Searching for Solutions
Scientists, divers, and even chefs are working on ways to address the lionfish problem. Lionfish don’t have any natural predators in the Atlantic Ocean. So, some scientists tried to solve the problem by teaching local predators to look at lionfish as lunch.
Here's how it worked: A diver would spear a lionfish. Then offer the fish as a meal to a nearby barracuda or shark. While the predators would gladly eat the lionfish they were offered, most of them didn’t start hunting lionfish on their own. They expected handouts. Some species began to get aggressive with divers.
A diver spears several lionfish during a lionfish "derby."
Divers have had more luck managing the problem using the lionfish "derby.” This is a single‑day event to collect and remove as many lionfish at a given location as possible. Teams SCUBA dive, free dive, or snorkel. They collect lionfish by netting them or spearing them. Prizes are given out to teams that catch the most.
The public is invited to attend the competition. They can taste free lionfish samples and learn more about lionfish.
From 2009 to 2018, the Reef Environment Education Foundation (REEF) hosted derbies. They removed more than 23,000 lionfish from specific sites.
Chefs prepare new lionfish recipes.
A Fishy Fare
Lionfish are not poisonous. They are venomous. The difference between poison and venom is the method of delivery. Poison must be eaten or absorbed to be harmful. Venom must be injected into the bloodstream through a sharp spine or fang, for example.

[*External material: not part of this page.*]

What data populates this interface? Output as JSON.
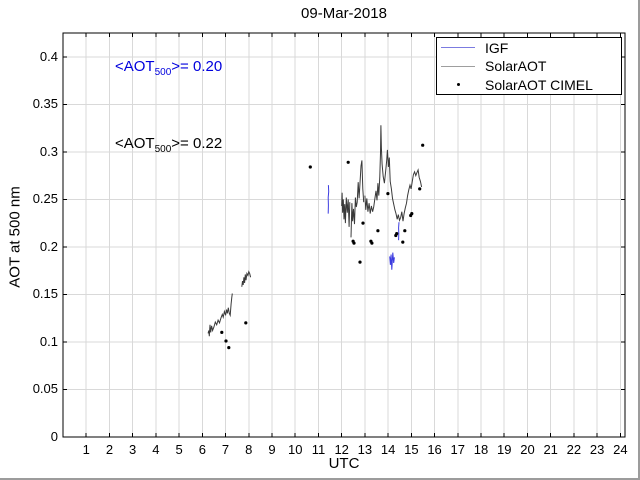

So, lionfish are safe to eat. Some chefs have adopted a strategy. “If we can’t beat them, eat them.” In 2010, REEF released a cookbook to get commercial divers interested in catching lionfish. The book includes many recipes. Chefs at top restaurants have tried to find creative ways to prepare this new cuisine.
Setting a Trap
Steve Gittings, chief scientist at the National Oceanic and Atmospheric Administration's National Marine Sanctuary System, has another strategy. His idea uses a lionfish's own behavior to trap it.
Lionfish like to gather in groups around underwater structures. So Gittings developed a trap. When the trap hits an ocean surface, it springs open and lays flat. Inside, a few plastic objects float up. These objects attract lionfish. When a fisherman tugs on the trap, it closes, shutting in any lionfish.
At this point there is no way to completely eliminate the lionfish population. But we must continue to manage the threat. The health of our coral reefs depends on it.
This trap, seen just off shore from Destin, Florida, snaps shut to capture lionfish.